From: Mark Byrd

 About myself – 48, married w/ 2 kids and a dog.  I live in Spring (Houston), Texas and work for Shell.  My father had been in electronic communications all his life, and introduced me to my first crystal radio when I was about 5 (The REMCO crystal set).  At about 8 or 9, he gave me a Science Fair Globe Patrol kit.  While both radios are long gone, I have recently replaced them.  I’m still impressed with the Globe Patrol.  I built Heathkits all through high school, including three computers and a Hero robot.  My wife and I assembled cards for a company who supplied graphic cards for the Heath H8 computer, and used the money to buy her engagement ring.  I have piddled and invented with electronics all my life.  I also went through a spell of restoring dozens of antique radios from the 30’s and 40’s, and still have a dozen or so displayed around the house.  I have an electrical engineering degree from LSU.  I travel all around the world for work and like to hit the local electronics places when I have the chance.  Other hobbies:  My son and I race off-road motorcycles and I also enjoy streetbiking.  I’m also a woodworker – it is great to be able to tie my love for radios and woodworking together.


 
* The wood used for the base is Jatoba, which is similar to Mahogany in appearance, but denser.  I do the simple finish - 3 or 4 coast of rub-on gloss poly, followed by a couple of coats of satin spray poly. 



* For the crystal detector cup, I purchased a brass fitting from Harbor Freight (Item 47986) that converts an air hose down to an airbrush size hose.  I turned it by chucking it in my drill press, using a file and then progressively finer sandpaper.  To remove the threads on the inside, I used a cylindrical diamond carving bit for my Dremel tool.  I just held the bit it in my hand and worked the inside while spinning the brass fitting on my drill press. 



* For the detector stand post, I used 3/8" solid brass rod.  I made about 10 at once.  I started by boring the horizontal hole 3/4" from the end, then clamping the rod vertically in my drill press vice to bore a hole from the end to intersect the horizontal hole.  I threaded this hole with an 8-32 tap.  I cut this section off (total of 1") with a hacksaw and smoothed the ends on a disk sander.  Repeat for additional posts if desired.  Inside the stand is a small ball bearing and spring held in place by the bottom mounting screw.  This gives excellent stability/stiffness when adjusting the detector arm.  The detector arm is just a rod, threaded on both ends.  The cylindrical threaded brass nuts that hold the cat whisker are simply brass nuts turned round again on the drill press.

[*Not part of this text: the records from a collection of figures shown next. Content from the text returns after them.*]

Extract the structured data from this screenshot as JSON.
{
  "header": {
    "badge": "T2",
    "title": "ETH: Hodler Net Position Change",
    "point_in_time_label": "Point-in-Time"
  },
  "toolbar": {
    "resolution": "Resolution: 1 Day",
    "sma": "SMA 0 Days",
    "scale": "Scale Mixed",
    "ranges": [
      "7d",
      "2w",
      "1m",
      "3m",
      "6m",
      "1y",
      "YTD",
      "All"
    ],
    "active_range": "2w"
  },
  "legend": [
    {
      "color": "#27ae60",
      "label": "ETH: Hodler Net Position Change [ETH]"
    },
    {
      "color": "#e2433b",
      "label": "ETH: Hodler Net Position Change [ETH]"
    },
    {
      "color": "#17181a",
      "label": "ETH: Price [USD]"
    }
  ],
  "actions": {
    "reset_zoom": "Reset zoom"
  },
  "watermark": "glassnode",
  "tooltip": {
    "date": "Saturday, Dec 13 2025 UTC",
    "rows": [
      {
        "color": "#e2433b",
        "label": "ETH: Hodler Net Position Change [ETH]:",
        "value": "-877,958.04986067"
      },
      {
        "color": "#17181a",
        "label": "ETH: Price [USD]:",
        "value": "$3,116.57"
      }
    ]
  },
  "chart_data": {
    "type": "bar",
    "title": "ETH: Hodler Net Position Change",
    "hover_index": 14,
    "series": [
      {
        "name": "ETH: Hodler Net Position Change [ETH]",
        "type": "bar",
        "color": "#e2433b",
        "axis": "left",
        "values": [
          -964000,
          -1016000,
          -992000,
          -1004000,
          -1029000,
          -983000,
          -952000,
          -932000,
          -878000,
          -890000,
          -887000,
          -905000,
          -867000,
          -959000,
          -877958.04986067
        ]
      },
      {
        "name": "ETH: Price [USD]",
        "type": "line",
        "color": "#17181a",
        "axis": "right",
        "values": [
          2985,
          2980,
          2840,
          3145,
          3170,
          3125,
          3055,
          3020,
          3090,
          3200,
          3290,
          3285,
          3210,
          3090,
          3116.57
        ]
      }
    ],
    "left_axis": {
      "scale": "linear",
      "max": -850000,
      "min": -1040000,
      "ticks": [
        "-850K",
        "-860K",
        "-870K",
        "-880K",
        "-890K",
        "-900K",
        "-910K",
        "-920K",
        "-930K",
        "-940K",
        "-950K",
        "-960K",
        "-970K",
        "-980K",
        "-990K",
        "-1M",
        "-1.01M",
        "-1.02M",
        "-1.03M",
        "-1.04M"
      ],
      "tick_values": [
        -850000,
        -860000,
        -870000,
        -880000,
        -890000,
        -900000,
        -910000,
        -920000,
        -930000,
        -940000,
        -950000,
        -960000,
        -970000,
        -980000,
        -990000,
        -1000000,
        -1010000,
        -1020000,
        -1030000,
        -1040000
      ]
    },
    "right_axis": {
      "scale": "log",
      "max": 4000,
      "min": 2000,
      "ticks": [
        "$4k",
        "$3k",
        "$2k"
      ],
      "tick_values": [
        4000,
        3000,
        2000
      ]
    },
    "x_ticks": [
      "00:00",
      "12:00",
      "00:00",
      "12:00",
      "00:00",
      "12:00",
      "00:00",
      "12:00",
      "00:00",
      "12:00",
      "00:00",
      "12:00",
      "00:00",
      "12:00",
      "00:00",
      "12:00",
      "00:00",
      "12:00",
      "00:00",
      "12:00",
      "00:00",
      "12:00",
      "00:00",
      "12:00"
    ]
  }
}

* I have purchased the 1/2" Delrin from a couple of suppliers.  It costs about $30/sq ft, and you can make two of these radios from one sq ft. 
* The Delrin cuts well on a table saw with a 40 to 50 tooth blade.  I used a scroll saw with a 12 tooth blade to cut the semi-circle.
* I used forstner bits to recess all screws in the panel, the crystal detector base and the wood base.  Most holes in the Delrin are tapped.
* The terminals are brushed nickel plated brass, readily available from my local electronics store (ACE electronics in Houston)



* The tuning capacitors are Pilot Capacigrads.  They were cleaned using Mike Starcher's method - first in an ultrasonic cleaner, then dipped in Klean-Strip Phosphoric Plus with one part clean water plus a tablespoon of Downey fabric softener.  Then coated with clear satin spray poly.
* The coil form is a 3" paper-based phenolic tube, purchased from a model rocket store, then painted with a mocha colored paint (not my favorite).  In my current project, I'm staining the same tube with mahogany stain, followed by a coat of satin spray poly. The windings are 25AWG silk-covered wire supplied by Kustomwire (frequently selling this wire on eBay). 
* Wiring is 0.064" square bus wire available from Antique Electronic Supply.
* The vernier dial is a 4" BMS dial.



I built a very simple coil winder, with a turns counter, for winding the coils.  The cones on the winder were made from a boat trailer bow guide, purchased at Academy Sports for $4.